Yeltsin’s sense of responsibility to the regime and to the project of reforming communism spurred him on. And he craved personal success as ardently as he ever had, seeing no inconsistency between it and the reform cause. The Moscow assignment also elicited the testing script, as we have called it. As never before in his political work, Yeltsin after December 1985 felt the compulsion to show strength and proficiency. He recalls in Notes of a President how he “began to breathe in an utterly different way,” energized by the demands his new post made on him.72 In Confession on an Assigned Theme, he lays it on thick in describing the close of his workday. Arriving home, rarely before midnight, he would sit five or ten minutes in the limousine: “I was so worn out that I did not have the strength to raise my arm.”73 His sleep budget, he declared to underlings, was four hours a night; he was up at the crack of dawn to exercise, read, and prepare for work. (Aleksandr Korzhakov confirms the schedule.)74 Yeltsin, Korzhakov states, put great effort into memorizing names, facts, and figures: “Yeltsin came from the wilds and felt the need when he got the chance to underscore that there are people there who are as good as Muscovites.”75 Symptomatic of the testing mode was the puffing up of the objects of his wrath into extra-large beings. Thus the district secretary drummed out for his apartment renovations was cast as comporting himself like “a prince”; others were preening “princelings” or “his majesty the worker of the apparatus.”76

Yeltsin drew a connection between his efforts on behalf of reform and the determination of opponents to scotch them and even to do him in. In the Q&A at the House of Political Enlightenment in 1986, he selected for off-the-cuff reply questions that highlighted the point,77 and hammered it home by quoting from an incendiary memorandum from another file:

[I have been asked] what privileges of officials of the Moscow city committee of the party we have abolished. . . . The question is incorrectly put. Why only abolish? We have added certain things—we have increased the amount of work and the number of bureau sessions, for instance. Gorkom officials no longer work from 9:00 A.M. to 6:00 P.M. but until 10:00 or 11:00 P.M. and sometimes until midnight. So far as abolition is concerned, for a start we have closed the [gorkom’s] commissary for manufactured goods. I think this is very useful. Gorkom workers will have a better feeling for our problems. . . .

I get letters like this, for example: “Khrushchev long ago tried to dress us in [inmates’] padded jackets. Nothing came of it, and nothing will come of you. We have been stealing and we will go on stealing.” Comrades, we can break up this cycle only through common efforts. . . .

I am being reminded that in three years I will have to give an account and answer for the promises I have made.
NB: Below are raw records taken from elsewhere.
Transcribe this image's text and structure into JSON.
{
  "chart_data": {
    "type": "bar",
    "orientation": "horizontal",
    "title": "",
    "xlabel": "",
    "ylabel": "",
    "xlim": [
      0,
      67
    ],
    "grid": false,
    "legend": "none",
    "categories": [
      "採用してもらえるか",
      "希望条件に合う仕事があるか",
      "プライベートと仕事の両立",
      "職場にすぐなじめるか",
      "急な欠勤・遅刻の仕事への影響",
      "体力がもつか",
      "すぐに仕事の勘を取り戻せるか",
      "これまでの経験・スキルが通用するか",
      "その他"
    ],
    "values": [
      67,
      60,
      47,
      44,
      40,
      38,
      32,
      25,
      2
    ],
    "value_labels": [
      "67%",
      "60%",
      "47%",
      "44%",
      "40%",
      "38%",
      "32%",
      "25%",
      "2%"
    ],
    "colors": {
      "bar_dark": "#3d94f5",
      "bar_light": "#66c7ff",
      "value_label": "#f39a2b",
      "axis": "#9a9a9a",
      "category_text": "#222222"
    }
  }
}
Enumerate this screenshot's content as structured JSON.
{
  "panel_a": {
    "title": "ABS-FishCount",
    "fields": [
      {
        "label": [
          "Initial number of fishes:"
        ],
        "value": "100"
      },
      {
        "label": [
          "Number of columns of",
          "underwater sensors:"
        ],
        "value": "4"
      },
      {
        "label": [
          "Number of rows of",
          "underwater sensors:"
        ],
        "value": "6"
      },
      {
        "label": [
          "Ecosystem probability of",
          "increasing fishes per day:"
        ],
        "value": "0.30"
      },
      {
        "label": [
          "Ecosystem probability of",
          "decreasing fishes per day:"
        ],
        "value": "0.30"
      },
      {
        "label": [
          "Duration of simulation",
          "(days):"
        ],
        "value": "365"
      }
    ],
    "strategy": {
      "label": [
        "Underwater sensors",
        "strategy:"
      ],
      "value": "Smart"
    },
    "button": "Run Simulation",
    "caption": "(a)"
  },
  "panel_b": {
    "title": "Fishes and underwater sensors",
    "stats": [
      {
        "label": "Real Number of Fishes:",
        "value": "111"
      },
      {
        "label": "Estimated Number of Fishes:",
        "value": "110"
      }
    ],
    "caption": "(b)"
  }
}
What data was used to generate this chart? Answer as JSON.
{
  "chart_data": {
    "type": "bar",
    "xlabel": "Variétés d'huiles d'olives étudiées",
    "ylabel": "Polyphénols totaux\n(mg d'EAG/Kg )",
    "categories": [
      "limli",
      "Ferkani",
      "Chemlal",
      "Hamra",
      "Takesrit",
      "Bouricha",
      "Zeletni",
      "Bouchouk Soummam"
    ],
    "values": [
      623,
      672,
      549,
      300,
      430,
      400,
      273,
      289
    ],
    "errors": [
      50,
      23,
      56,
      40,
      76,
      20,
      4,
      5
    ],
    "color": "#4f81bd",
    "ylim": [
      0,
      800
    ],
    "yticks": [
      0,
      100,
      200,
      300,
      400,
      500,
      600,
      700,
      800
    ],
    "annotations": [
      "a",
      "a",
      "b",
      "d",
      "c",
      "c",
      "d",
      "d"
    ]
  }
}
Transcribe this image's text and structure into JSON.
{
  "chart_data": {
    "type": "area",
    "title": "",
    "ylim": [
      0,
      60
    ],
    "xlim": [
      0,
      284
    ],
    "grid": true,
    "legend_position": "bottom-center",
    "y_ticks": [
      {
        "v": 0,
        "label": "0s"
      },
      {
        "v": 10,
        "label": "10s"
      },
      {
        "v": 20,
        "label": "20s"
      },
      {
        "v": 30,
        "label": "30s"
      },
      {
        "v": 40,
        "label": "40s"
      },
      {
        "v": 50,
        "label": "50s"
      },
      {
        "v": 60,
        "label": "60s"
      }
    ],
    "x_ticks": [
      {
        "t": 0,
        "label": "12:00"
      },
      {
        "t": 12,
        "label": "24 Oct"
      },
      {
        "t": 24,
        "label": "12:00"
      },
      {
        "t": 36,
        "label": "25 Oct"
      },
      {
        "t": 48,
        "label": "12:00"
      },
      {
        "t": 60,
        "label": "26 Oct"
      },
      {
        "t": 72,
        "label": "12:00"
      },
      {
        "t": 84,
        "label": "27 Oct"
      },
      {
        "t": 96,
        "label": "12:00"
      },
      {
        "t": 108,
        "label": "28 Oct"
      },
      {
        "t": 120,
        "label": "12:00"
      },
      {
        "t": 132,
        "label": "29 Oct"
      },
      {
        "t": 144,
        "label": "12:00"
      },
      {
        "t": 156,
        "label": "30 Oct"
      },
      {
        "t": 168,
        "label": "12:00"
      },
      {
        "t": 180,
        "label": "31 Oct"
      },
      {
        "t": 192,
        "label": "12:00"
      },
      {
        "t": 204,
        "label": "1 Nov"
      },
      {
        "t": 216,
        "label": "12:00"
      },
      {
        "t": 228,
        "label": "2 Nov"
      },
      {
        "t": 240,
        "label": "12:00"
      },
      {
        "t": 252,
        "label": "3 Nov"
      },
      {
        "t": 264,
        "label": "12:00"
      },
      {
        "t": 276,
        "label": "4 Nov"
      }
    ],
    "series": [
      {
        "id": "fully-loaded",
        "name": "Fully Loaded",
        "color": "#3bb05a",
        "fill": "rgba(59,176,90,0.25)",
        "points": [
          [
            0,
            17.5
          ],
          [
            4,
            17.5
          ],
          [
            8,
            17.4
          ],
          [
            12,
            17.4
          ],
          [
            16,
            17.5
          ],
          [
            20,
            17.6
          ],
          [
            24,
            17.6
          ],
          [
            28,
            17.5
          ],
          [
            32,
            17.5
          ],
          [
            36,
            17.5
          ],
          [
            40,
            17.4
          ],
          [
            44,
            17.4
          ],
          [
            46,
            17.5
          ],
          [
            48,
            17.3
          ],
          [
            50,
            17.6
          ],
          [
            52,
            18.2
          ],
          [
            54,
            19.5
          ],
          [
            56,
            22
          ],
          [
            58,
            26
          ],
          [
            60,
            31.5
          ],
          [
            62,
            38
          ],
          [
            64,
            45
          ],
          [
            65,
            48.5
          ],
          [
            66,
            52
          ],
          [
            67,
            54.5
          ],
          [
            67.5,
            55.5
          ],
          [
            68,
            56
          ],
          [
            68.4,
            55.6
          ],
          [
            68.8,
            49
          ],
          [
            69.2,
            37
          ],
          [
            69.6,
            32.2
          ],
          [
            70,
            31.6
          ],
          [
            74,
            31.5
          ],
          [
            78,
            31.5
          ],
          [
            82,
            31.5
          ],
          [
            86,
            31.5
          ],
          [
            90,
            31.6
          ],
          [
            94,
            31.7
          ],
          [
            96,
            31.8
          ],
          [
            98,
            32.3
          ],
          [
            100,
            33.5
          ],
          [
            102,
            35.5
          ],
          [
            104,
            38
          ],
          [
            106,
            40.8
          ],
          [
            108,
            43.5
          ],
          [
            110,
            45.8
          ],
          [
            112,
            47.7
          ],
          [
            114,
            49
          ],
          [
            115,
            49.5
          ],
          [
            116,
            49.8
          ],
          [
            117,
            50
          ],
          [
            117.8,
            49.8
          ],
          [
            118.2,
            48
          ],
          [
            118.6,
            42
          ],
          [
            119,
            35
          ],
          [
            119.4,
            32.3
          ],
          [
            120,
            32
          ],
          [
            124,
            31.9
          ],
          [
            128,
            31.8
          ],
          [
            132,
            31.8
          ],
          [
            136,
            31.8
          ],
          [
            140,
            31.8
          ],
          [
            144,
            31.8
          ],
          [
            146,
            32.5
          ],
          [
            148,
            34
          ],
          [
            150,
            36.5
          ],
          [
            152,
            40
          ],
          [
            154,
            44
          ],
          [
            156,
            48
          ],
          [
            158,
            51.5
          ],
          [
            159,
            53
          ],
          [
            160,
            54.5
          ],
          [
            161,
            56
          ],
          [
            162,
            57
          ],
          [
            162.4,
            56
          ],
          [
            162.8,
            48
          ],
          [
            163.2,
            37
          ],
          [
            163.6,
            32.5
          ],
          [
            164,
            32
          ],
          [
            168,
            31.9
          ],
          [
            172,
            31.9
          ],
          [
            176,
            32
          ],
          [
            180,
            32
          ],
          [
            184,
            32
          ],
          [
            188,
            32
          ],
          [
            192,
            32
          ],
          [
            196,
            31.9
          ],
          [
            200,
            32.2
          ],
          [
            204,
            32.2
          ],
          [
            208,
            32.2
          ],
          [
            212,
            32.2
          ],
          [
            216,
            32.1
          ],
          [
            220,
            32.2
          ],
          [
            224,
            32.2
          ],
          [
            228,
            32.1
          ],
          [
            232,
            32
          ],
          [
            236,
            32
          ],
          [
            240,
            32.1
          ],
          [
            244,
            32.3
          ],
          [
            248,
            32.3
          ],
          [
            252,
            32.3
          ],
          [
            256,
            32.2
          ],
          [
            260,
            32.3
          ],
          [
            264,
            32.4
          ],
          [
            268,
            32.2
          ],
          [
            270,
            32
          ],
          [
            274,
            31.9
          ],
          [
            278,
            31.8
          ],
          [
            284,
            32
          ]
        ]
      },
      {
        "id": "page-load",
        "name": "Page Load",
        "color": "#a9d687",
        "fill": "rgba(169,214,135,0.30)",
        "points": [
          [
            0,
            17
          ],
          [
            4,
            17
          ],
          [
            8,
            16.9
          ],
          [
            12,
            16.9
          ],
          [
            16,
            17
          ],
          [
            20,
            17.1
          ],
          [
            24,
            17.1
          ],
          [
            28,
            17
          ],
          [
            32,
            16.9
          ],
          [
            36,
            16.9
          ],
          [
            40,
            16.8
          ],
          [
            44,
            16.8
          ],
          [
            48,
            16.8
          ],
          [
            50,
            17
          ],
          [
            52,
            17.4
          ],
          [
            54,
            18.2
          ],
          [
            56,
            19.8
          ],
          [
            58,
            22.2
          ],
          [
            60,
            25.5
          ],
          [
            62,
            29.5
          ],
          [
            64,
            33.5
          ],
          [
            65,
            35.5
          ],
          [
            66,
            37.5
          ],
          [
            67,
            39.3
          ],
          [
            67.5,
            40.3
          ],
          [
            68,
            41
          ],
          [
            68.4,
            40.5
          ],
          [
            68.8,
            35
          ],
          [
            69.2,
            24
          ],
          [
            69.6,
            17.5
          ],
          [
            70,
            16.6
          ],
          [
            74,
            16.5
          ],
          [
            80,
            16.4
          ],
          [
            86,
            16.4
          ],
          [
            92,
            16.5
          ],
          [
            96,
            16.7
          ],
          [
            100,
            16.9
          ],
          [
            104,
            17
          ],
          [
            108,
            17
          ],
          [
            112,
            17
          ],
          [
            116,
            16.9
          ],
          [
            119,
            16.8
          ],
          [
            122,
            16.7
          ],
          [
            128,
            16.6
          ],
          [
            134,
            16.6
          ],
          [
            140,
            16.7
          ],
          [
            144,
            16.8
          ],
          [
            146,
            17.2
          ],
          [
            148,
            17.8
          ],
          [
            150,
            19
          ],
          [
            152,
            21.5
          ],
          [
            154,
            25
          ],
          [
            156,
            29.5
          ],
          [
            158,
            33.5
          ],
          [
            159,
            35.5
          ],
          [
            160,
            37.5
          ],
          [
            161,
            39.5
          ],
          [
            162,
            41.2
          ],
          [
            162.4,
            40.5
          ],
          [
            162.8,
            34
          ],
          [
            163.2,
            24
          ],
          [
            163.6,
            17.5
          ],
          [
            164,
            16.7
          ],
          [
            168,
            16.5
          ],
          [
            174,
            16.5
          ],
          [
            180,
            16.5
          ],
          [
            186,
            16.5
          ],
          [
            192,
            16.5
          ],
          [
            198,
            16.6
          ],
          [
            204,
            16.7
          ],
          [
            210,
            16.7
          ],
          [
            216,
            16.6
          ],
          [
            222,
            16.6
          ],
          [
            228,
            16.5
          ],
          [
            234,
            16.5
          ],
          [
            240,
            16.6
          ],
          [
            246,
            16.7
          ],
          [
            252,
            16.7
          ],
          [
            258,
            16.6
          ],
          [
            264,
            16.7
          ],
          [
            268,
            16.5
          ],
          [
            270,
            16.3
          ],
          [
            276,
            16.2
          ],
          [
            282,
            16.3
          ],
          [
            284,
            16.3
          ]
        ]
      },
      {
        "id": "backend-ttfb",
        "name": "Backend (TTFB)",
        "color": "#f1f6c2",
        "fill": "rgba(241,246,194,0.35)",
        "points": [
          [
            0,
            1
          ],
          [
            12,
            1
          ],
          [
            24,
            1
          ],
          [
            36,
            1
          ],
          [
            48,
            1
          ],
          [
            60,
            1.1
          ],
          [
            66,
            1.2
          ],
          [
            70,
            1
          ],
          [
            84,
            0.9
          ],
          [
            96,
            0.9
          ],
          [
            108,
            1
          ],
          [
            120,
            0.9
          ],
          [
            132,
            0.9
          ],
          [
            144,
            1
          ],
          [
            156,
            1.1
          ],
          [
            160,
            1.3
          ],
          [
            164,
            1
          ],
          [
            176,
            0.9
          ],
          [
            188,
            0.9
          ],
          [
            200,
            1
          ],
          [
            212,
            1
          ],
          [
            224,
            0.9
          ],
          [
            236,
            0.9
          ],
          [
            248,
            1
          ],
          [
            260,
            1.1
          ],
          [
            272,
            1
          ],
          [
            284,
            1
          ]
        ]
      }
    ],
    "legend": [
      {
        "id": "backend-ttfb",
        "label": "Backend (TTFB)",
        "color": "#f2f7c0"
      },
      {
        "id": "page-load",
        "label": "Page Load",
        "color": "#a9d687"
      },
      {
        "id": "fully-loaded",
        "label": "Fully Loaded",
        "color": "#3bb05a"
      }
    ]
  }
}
I am ready for this and intend to devote these years entirely to the struggle.

And here I see a note of this sort: “Your plans are Napoleonesque. You are in over your head. . . . Go back to Sverdlovsk while you can.” (Cries of “Shame” from the audience.) Stay calm, comrades, I think the question did not come from this audience and that a note I received earlier has gotten mixed in. Looks like it was written by someone sick. . . .

Some people are concerned about how long I will have the strength to work on so killing a schedule. I can reassure the comrades my health is fine, I have nothing to snivel about. If it gives out, I will grab several extra hours of rest. Meanwhile, we need to work full bore, otherwise we will not turn things around.